The generation divide also comes into play. Having more experience of the consequences of social disorder, the older generations tend to prefer the status quo. Lacking that experience and knowledge, the younger generations want change now and some are willing to be violent to make dramatic changes.
Disrupters have discovered that you can turbocharge social polarisation through technology by disseminating bad or fake information. The underlying public discontent with globalisation, loss of jobs, fear of migration, social inequality, incompetent or corrupt governance is the dry prairie that needs only the spark of fake or false information to be set ablaze.
In 2017, the Council of Europe report on information disorder classified the malaise into three categories: misinformation, when false information is shared, but no harm is meant; disinformation, when false information is knowingly shared to cause harm; and mal-information, when genuine information is shared to cause harm, often by moving private information into the public sphere (trolling or doxxing). Information disorder is very disruptive, because bad information with ill-intentions can be produced and pushed at minimal costs.
The world is therefore suffering from “severe information disorder syndrome” (Sids), a viral attack not dissimilar to the 2003 severe acute respiratory syndrome outbreak. Freedom of information on the internet has allowed fake news to target vulnerable groups such as schoolchildren, through computational amplification (artificial intelligence manipulation of online views), filter bubbles and echo chambers that reinforce prejudices, eroding trust in evidence, institutions and truth.
It is bad enough that criminals, terrorists and fundamentalists are using social media to promote crime and discontent. It is worse when governments involved in geopolitical rivalry use social media to disrupt each other, such as cold war dissemination campaigns. Information viral attacks against each other create such fears that there is already talk of the splinternet – Balkanisation of the internet through national firewalls.
As Carothers and O’Donohue recognise, what makes Sids intractable is that severe polarisation damages all institutions essential to democracy, such as the police or judiciary. Polarisation poisons everyday interactions and relationships, dividing families, fellow workers and civil society, contributing to spikes in hate crimes and political violence. Worse, once society is deeply divided, it is very difficult to heal.
Governments cannot respond to divided societies with the speed and clarity which the public expects, precisely because there are no simple answers. Worse, freedom of information guarantees that neither the government, judiciary nor legislature can easily stop fake news, because it is difficult and costly to prove and punish.
In short, as long as fake news and echo chambers exist, there is no good way to counter the effects of Sids. Even Google
is not immune to biases and echo chambers.
If these global tech platforms have hidden algorithms that perpetuate hate and polarisation, what can governments do about this?
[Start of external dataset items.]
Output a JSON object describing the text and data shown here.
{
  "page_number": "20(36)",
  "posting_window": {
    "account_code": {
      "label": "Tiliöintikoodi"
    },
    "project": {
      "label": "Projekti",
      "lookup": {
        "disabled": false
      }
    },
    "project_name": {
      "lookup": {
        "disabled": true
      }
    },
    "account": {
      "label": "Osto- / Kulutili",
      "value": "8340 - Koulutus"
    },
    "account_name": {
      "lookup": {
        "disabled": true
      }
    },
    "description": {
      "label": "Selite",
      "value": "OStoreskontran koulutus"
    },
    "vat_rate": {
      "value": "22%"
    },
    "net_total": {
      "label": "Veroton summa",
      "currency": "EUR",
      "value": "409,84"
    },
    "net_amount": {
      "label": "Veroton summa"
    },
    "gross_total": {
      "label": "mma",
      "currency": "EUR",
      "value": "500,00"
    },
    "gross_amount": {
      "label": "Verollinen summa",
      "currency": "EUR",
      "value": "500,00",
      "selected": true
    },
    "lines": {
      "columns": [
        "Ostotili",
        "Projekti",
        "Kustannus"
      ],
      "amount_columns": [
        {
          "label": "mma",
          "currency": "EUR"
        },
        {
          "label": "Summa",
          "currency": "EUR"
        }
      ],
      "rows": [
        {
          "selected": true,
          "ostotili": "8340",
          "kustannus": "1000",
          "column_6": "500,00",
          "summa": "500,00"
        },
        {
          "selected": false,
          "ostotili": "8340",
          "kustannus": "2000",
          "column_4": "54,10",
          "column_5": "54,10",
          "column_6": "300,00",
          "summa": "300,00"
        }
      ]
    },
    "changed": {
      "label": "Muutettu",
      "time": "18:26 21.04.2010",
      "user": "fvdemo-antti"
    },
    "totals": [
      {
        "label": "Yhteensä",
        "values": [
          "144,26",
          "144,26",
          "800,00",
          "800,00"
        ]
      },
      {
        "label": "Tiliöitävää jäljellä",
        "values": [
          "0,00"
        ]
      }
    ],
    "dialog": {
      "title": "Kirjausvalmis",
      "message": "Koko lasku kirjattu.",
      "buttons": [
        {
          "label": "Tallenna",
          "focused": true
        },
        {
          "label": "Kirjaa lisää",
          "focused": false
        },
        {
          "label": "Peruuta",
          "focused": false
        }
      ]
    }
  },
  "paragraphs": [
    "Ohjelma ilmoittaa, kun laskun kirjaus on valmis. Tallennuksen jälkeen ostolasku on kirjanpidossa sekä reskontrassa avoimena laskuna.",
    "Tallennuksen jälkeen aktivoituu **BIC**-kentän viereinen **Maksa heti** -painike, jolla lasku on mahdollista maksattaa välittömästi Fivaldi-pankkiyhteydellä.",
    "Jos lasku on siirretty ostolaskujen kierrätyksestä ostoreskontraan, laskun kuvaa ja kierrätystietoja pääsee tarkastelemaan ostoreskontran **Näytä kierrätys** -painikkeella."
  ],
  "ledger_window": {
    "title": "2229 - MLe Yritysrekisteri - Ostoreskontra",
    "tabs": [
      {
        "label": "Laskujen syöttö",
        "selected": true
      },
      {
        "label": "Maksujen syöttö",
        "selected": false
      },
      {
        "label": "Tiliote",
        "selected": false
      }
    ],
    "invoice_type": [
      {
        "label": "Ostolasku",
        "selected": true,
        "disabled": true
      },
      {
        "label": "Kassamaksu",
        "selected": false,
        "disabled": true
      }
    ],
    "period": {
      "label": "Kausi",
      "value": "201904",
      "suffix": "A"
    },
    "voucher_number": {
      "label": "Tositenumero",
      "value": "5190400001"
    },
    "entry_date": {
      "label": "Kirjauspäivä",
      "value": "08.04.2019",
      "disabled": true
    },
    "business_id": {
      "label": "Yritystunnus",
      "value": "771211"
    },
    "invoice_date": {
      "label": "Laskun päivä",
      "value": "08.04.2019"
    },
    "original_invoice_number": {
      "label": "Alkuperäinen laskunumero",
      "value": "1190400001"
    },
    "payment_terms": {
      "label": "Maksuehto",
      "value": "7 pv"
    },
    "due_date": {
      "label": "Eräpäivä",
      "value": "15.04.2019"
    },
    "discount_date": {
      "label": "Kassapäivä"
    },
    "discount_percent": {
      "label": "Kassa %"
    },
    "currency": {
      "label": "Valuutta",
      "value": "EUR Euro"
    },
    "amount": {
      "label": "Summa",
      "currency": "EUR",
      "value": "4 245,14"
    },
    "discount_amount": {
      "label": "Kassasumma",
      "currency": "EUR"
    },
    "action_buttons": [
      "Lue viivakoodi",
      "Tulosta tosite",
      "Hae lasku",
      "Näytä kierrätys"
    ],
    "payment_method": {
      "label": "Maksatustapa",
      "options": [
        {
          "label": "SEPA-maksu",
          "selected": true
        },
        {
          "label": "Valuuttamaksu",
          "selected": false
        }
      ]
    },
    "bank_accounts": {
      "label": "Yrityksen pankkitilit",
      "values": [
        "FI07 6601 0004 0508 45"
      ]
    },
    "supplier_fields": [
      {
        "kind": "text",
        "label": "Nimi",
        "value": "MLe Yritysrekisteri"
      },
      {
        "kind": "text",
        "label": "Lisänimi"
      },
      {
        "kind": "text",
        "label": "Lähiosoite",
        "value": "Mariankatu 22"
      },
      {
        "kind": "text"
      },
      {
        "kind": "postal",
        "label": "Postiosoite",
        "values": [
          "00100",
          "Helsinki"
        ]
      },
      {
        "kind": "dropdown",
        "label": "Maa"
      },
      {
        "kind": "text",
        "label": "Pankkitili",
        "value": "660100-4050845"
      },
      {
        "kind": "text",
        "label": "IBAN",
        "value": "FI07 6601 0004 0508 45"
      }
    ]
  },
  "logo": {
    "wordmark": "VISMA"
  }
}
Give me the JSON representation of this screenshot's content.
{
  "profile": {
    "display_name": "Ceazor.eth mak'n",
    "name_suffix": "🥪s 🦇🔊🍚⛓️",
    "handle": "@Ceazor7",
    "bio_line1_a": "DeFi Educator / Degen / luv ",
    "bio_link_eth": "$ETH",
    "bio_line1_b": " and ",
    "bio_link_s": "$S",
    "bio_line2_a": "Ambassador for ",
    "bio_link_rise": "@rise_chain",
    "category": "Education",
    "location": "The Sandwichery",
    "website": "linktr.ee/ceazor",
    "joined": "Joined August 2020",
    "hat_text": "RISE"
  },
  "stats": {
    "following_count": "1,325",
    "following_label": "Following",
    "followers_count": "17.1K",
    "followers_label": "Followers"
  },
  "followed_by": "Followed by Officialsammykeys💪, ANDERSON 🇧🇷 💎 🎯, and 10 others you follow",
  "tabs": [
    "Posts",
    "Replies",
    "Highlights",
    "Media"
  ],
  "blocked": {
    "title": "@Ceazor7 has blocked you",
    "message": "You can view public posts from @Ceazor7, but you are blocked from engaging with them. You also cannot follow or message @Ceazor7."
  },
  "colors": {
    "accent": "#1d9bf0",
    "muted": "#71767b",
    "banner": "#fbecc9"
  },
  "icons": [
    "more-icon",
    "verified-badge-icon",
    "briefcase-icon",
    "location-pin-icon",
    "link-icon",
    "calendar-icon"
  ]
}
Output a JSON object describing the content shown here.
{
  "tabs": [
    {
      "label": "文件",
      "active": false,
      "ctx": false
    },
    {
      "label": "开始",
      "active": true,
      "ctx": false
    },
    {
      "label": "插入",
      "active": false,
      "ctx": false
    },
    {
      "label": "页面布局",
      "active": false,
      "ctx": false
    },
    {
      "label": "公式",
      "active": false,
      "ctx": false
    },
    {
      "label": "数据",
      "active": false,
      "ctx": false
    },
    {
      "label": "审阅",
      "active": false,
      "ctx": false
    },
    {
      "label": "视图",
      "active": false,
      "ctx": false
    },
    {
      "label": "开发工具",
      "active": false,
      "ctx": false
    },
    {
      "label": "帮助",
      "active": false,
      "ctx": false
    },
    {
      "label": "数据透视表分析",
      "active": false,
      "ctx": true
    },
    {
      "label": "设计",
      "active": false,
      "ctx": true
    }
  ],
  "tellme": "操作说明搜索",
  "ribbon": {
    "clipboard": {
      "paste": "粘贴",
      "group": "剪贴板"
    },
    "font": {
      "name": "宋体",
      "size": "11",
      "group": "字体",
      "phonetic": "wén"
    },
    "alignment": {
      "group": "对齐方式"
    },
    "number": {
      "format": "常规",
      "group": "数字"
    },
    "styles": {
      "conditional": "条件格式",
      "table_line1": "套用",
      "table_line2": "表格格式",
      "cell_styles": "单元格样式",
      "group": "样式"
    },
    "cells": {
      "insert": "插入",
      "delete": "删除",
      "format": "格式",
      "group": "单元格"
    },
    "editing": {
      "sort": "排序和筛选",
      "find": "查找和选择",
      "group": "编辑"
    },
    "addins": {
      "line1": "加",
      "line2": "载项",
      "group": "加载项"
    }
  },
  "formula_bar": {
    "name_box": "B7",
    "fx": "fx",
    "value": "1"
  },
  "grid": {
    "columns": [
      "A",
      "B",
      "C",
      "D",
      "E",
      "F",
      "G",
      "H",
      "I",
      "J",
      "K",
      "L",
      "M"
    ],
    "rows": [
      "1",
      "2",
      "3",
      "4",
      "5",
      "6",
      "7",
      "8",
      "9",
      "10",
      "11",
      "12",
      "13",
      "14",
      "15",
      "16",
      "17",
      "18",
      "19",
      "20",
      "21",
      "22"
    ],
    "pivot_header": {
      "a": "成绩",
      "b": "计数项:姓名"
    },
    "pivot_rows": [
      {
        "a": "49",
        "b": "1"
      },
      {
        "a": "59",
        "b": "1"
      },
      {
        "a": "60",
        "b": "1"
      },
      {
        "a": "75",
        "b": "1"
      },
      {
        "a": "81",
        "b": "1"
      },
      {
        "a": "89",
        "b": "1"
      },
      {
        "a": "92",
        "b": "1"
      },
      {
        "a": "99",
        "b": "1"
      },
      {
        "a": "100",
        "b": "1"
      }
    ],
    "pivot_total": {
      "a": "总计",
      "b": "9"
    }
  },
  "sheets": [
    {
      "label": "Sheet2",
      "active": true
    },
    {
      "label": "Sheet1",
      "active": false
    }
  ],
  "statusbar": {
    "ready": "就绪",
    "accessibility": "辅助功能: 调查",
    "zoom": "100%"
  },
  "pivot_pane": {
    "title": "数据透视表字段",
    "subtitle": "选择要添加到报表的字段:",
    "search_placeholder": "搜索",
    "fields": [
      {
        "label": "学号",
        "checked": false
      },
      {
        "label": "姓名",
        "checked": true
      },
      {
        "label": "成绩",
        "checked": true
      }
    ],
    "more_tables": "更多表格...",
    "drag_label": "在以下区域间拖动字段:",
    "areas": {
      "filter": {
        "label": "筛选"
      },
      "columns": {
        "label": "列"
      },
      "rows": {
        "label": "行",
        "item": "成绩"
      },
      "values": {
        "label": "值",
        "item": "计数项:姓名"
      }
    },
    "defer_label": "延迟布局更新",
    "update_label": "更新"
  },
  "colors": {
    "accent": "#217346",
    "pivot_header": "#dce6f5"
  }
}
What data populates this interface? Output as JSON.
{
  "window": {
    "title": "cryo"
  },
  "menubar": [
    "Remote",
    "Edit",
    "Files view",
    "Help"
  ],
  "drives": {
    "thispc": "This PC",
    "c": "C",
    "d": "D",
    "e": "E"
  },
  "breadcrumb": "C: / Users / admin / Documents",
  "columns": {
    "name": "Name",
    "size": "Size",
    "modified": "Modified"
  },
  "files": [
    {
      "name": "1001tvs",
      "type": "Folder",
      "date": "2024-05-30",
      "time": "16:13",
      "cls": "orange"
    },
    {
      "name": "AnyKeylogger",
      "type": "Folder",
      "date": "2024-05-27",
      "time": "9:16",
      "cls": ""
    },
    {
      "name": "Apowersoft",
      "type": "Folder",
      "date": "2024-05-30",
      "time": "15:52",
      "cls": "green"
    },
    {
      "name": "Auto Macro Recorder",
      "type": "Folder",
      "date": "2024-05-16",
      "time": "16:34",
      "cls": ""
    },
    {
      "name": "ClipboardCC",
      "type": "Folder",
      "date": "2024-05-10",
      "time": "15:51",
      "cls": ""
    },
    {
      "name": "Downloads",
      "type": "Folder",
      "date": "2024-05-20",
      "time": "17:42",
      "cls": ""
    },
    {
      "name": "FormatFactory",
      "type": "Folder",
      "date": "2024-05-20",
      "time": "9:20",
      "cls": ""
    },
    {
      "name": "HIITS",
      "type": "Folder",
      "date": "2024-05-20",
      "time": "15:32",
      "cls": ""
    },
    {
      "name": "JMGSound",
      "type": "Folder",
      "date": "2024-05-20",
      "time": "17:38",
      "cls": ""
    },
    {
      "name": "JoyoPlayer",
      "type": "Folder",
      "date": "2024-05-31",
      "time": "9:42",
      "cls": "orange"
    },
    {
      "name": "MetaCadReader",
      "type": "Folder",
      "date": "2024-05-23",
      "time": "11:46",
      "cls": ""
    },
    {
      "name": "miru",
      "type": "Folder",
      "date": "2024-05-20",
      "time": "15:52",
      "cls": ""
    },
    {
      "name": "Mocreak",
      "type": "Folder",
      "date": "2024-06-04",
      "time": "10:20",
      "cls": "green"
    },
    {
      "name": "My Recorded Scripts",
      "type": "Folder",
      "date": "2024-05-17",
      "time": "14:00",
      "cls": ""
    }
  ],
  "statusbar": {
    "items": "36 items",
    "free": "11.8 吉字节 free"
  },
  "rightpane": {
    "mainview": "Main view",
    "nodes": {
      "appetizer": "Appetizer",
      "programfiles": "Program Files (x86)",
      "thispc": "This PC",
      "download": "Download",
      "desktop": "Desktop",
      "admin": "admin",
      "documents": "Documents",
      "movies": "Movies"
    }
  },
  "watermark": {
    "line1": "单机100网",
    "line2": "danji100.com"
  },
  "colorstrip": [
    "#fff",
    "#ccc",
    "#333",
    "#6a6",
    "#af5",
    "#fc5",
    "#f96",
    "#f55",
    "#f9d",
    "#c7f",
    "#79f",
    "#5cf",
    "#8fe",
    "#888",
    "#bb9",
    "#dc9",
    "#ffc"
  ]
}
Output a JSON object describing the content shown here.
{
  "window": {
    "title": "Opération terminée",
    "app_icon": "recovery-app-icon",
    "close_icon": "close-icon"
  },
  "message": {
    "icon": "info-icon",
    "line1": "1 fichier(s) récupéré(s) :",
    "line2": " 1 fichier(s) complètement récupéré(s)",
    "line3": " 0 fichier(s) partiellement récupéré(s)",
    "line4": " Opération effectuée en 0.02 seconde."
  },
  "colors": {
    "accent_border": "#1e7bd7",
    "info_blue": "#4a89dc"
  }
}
Last year, after the “yellow vest” protests erupted, French President Emmanuel Macron proposed a Paris Call for Trust and Security in Cyberspace, supported by 75 countries and companies such as Microsoft and Huawei.
Unfortunately, key players such as the US, China, India, Brazil and Russia have not signed on.
We are therefore still far from addressing Sids viral attacks. We need not only cyberspace hygiene to prevent an information viral outbreak, but also global cooperation to regulate technology platforms and set up clear cyberspace rules. As long as the world is globally and locally polarised, expect more mass protests through vicious Sids outbreaks.